Transcribe Service was launched by Amazon in 2017 enabling developers to implement a speech-to-text feature to their applications.
Analyzing and data extraction from audio files is almost impossible for computers. To use such data in an application, speech must first be converted to text. Services performing speech recognition technologies have certainly existed before, but they were generally expensive and poorly adapted to various scenarios, such as low-quality phone audio in some contact centers.
Powered by deep learning technologies, Amazon Transcribe is a fully managed and continuously trained automatic speech recognition service that automatically generates time-stamped text transcripts from audio files. The service parses audio and video files stored in many common formats (WAV, MP3, MP4, AMR, Flac, etc.) and returns a detailed and accurate transcription with timestamps for each word, as well as appropriate capitalized words and punctuation. For most languages, numbers are transcribed into a word form, however for English and German languages Transcribe treats numbers differently depending on the context in which they're used.
Now Transcribe supports 37 languages.
Transcription methods can be divided into two main categories:
- Batch transcription: transcribing media files that have been uploaded into an Amazon S3 bucket;
- Streaming transcriptions: Transcribe media streams in real time.
Here are some of the features it provides:
- Single and multi language identification: identifying the dominant language spoken in your media file and creating a transcript. If speakers change language during a conversation, or if each participant speaks a different language, your transcription output correctly detects and transcribes each language;
- Transcribing multi-channel audio: combines transcriptions from multi channel audio into a single output file. It is possible to enable channel identification for both batch processing and real-time streaming;
- Speaker diarization: the partition of the text from different speakers, detecting each speaker in the provided audio file;
- Custom language models: designed to improve transcription accuracy for domain-specific speech. This includes any content that goes beyond the everyday type of conversations. For example, an audio recording of a report from a scientific conference will obviously contain special scientific terms that standard transcription is unlikely to be able to recognize. In this case, you can train a custom language model to recognize the specialized terms used in your discipline;
- Custom vocabularies: are used to improve transcription accuracy for a list of specific words. These are generally domain-specific terms, such as brand names and acronyms, proper nouns, and words that Amazon Transcribe isn't rendering correctly;
- Tagging: adding custom metadata to a resource in order to make it easier to identify, organize, and find in a search;
- Subtitles: can be used to create closed captions for your video and filter inappropriate content from your subtitles.

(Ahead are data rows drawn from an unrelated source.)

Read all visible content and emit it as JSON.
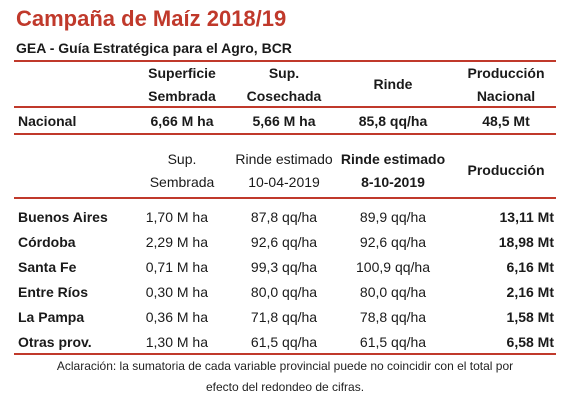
{
  "header": {
    "title": "Campaña de Maíz 2018/19",
    "subtitle": "GEA - Guía Estratégica para el Agro, BCR"
  },
  "national_table": {
    "columns": [
      {
        "line1": "Superficie",
        "line2": "Sembrada"
      },
      {
        "line1": "Sup.",
        "line2": "Cosechada"
      },
      {
        "line1": "Rinde",
        "line2": ""
      },
      {
        "line1": "Producción",
        "line2": "Nacional"
      }
    ],
    "row": {
      "name": "Nacional",
      "values": [
        "6,66 M ha",
        "5,66 M ha",
        "85,8 qq/ha",
        "48,5 Mt"
      ]
    }
  },
  "provincial_table": {
    "columns": [
      {
        "line1": "Sup.",
        "line2": "Sembrada"
      },
      {
        "line1": "Rinde estimado",
        "line2": "10-04-2019"
      },
      {
        "line1": "Rinde estimado",
        "line2": "8-10-2019"
      },
      {
        "line1": "Producción",
        "line2": ""
      }
    ],
    "rows": [
      {
        "name": "Buenos Aires",
        "values": [
          "1,70 M ha",
          "87,8 qq/ha",
          "89,9 qq/ha",
          "13,11 Mt"
        ]
      },
      {
        "name": "Córdoba",
        "values": [
          "2,29 M ha",
          "92,6 qq/ha",
          "92,6 qq/ha",
          "18,98 Mt"
        ]
      },
      {
        "name": "Santa Fe",
        "values": [
          "0,71 M ha",
          "99,3 qq/ha",
          "100,9 qq/ha",
          "6,16 Mt"
        ]
      },
      {
        "name": "Entre Ríos",
        "values": [
          "0,30 M ha",
          "80,0 qq/ha",
          "80,0 qq/ha",
          "2,16 Mt"
        ]
      },
      {
        "name": "La Pampa",
        "values": [
          "0,36 M ha",
          "71,8 qq/ha",
          "78,8 qq/ha",
          "1,58 Mt"
        ]
      },
      {
        "name": "Otras prov.",
        "values": [
          "1,30 M ha",
          "61,5 qq/ha",
          "61,5 qq/ha",
          "6,58 Mt"
        ]
      }
    ]
  },
  "footnote": {
    "line1": "Aclaración: la sumatoria de cada variable provincial puede no coincidir con el total por",
    "line2": "efecto del redondeo de cifras."
  },
  "colors": {
    "accent": "#c0392b",
    "text": "#1a1a1a"
  }
}
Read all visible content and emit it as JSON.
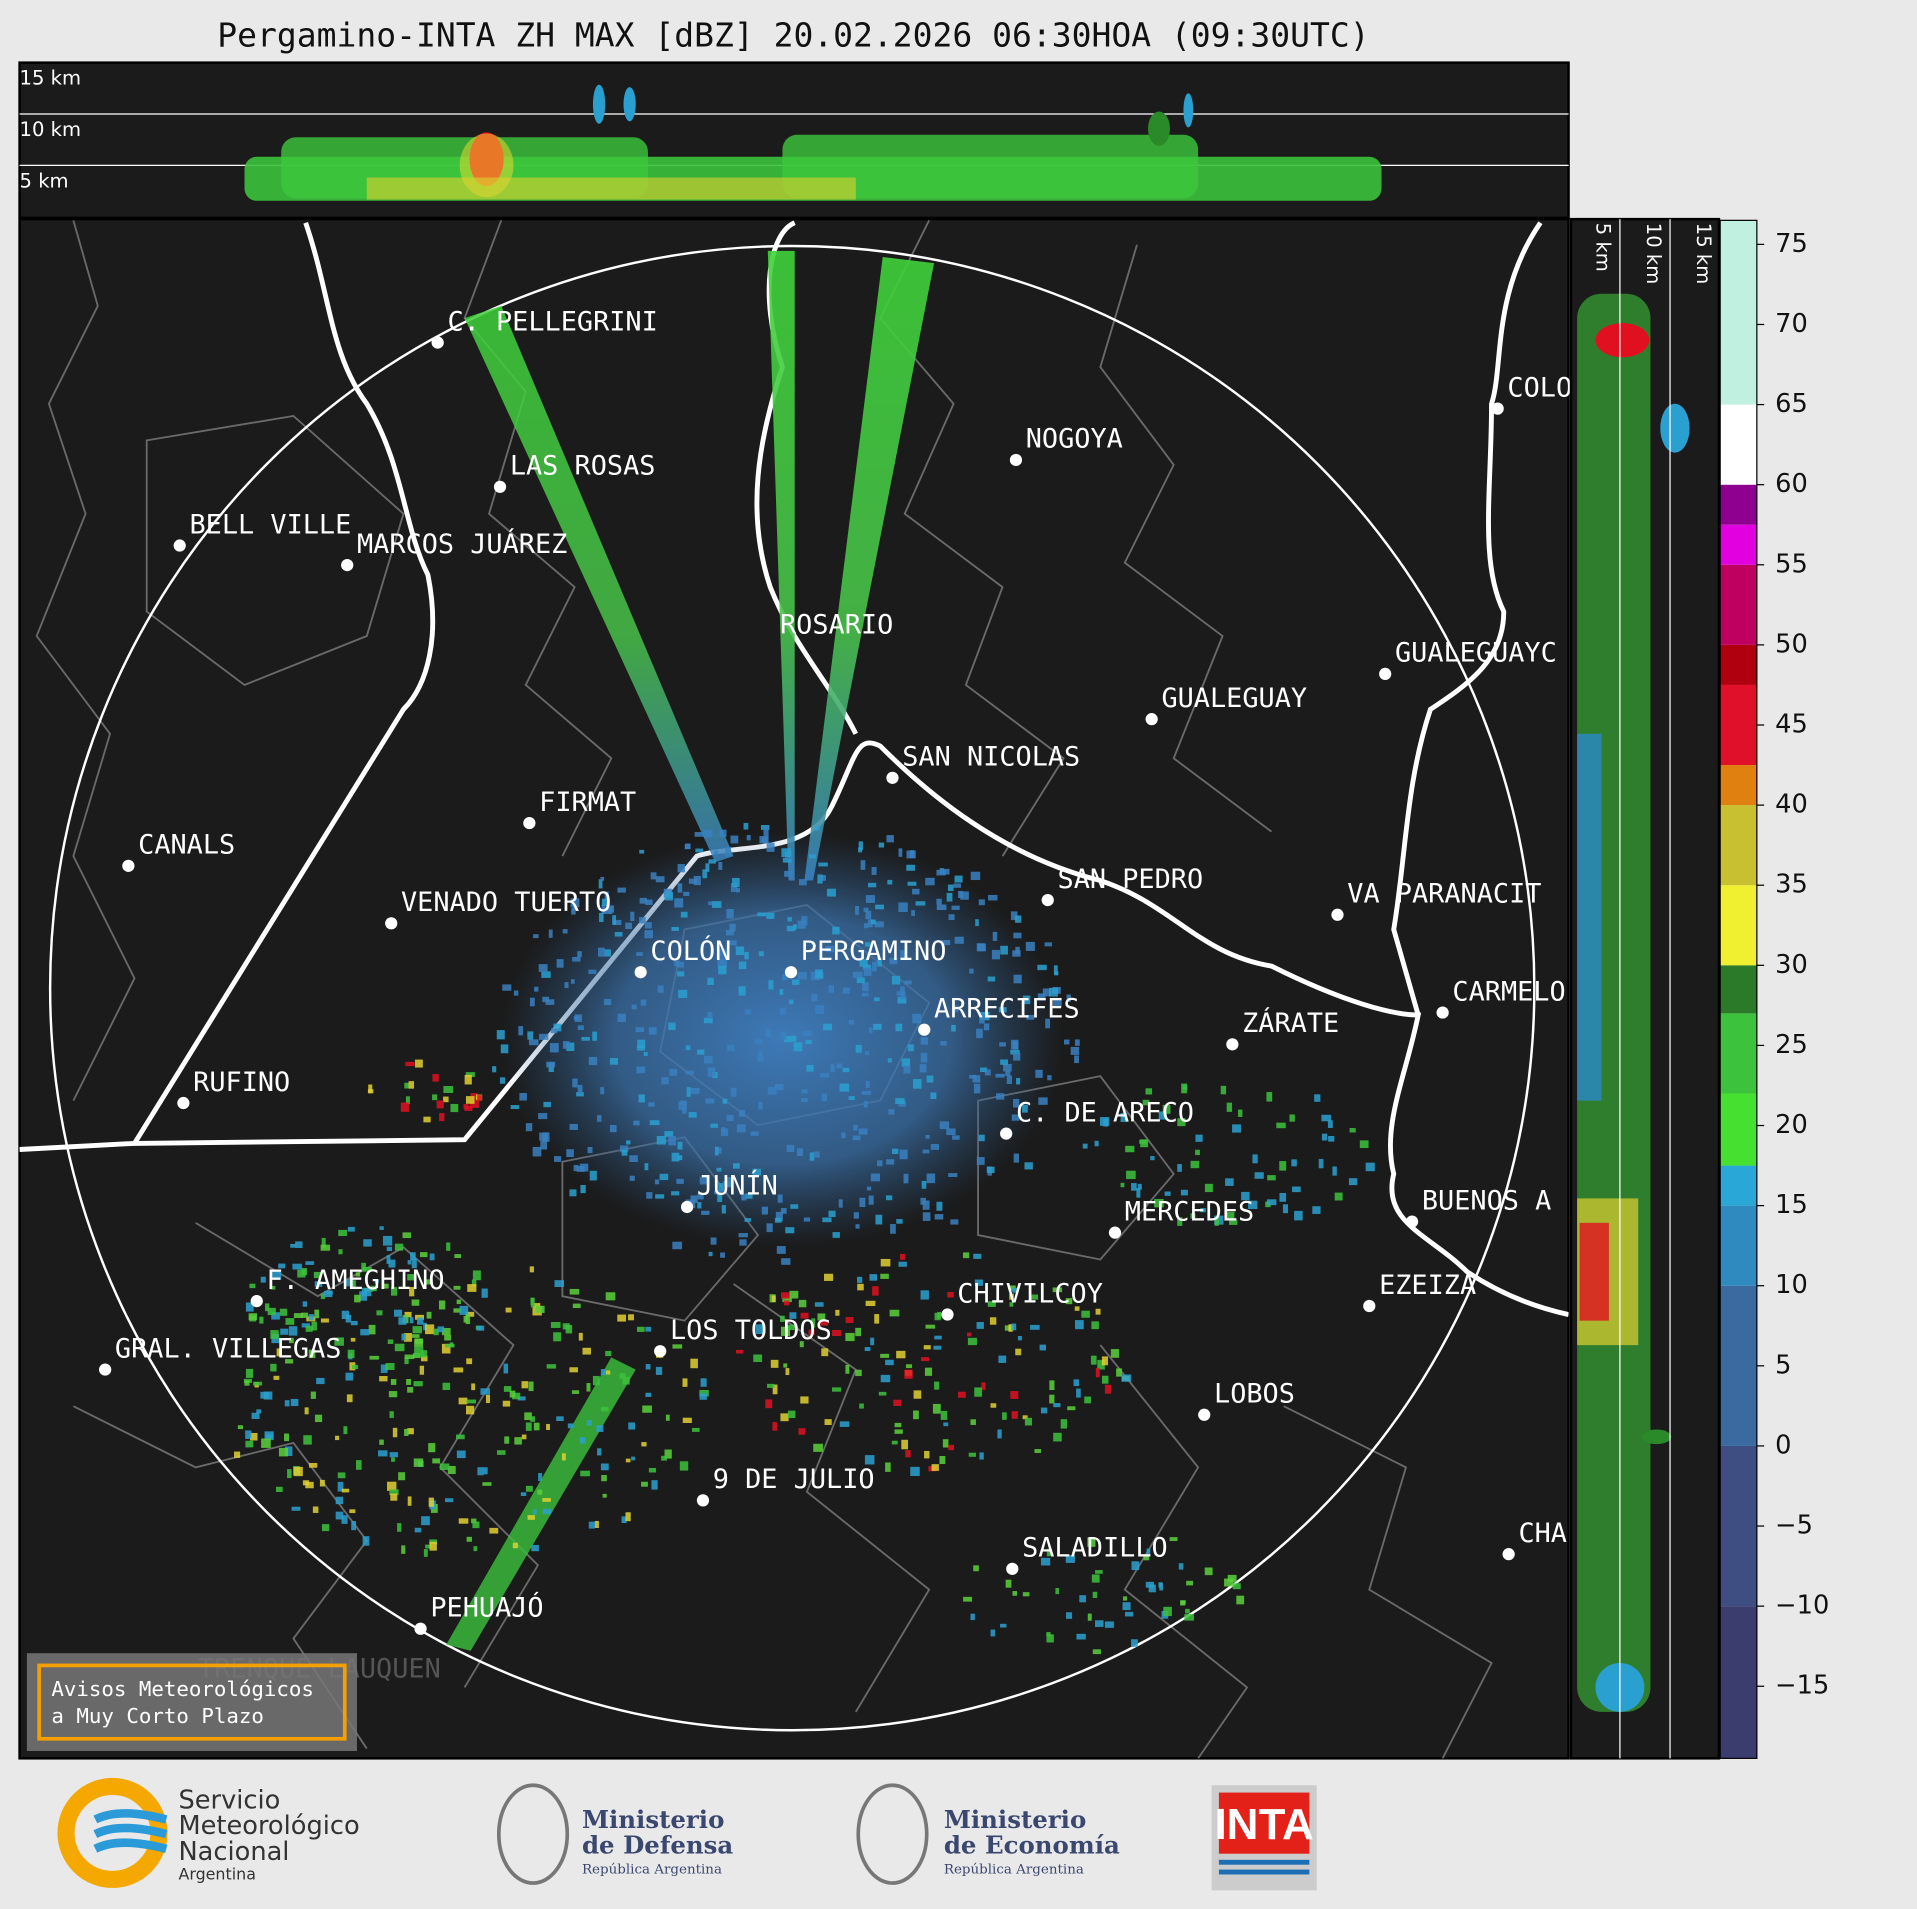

Transcribe offers indispensable features for call centers and support services. It helps to capture useful insights by transcribing customer calls in real time. Analyzing and categorizing calls by keywords, phrases and sentiment can help track negative situations, identify trends in customer issues or allocate calls to specific departments.
It is possible to measure the volume of speech. This metric helps to understand if the customer or employee is talking loudly, which is often an indication of being angry or upset. The quality of communication with the client can also be determined by setting the following metrics: interruptions, non-talk time, talk speed, talk time.
Besides call-centers, Transcribe Service can be useful in almost any field: education, law, e-commerce, and many others. For example, Amazon Comprehend Medical is a machine-learning-powered HIPAA-eligible service pre-trained to identify and extract health data from medical texts, such as prescriptions, procedures, or diagnoses.
It is difficult to imagine modern technologies without a service that can transform speech into text. And of course, Transcribe has analogues from other digital giants. However, it is worth noting that a large number of developers who have leveraged Amazon service, admit a much higher quality and accuracy compared to similar solutions provided by the current market.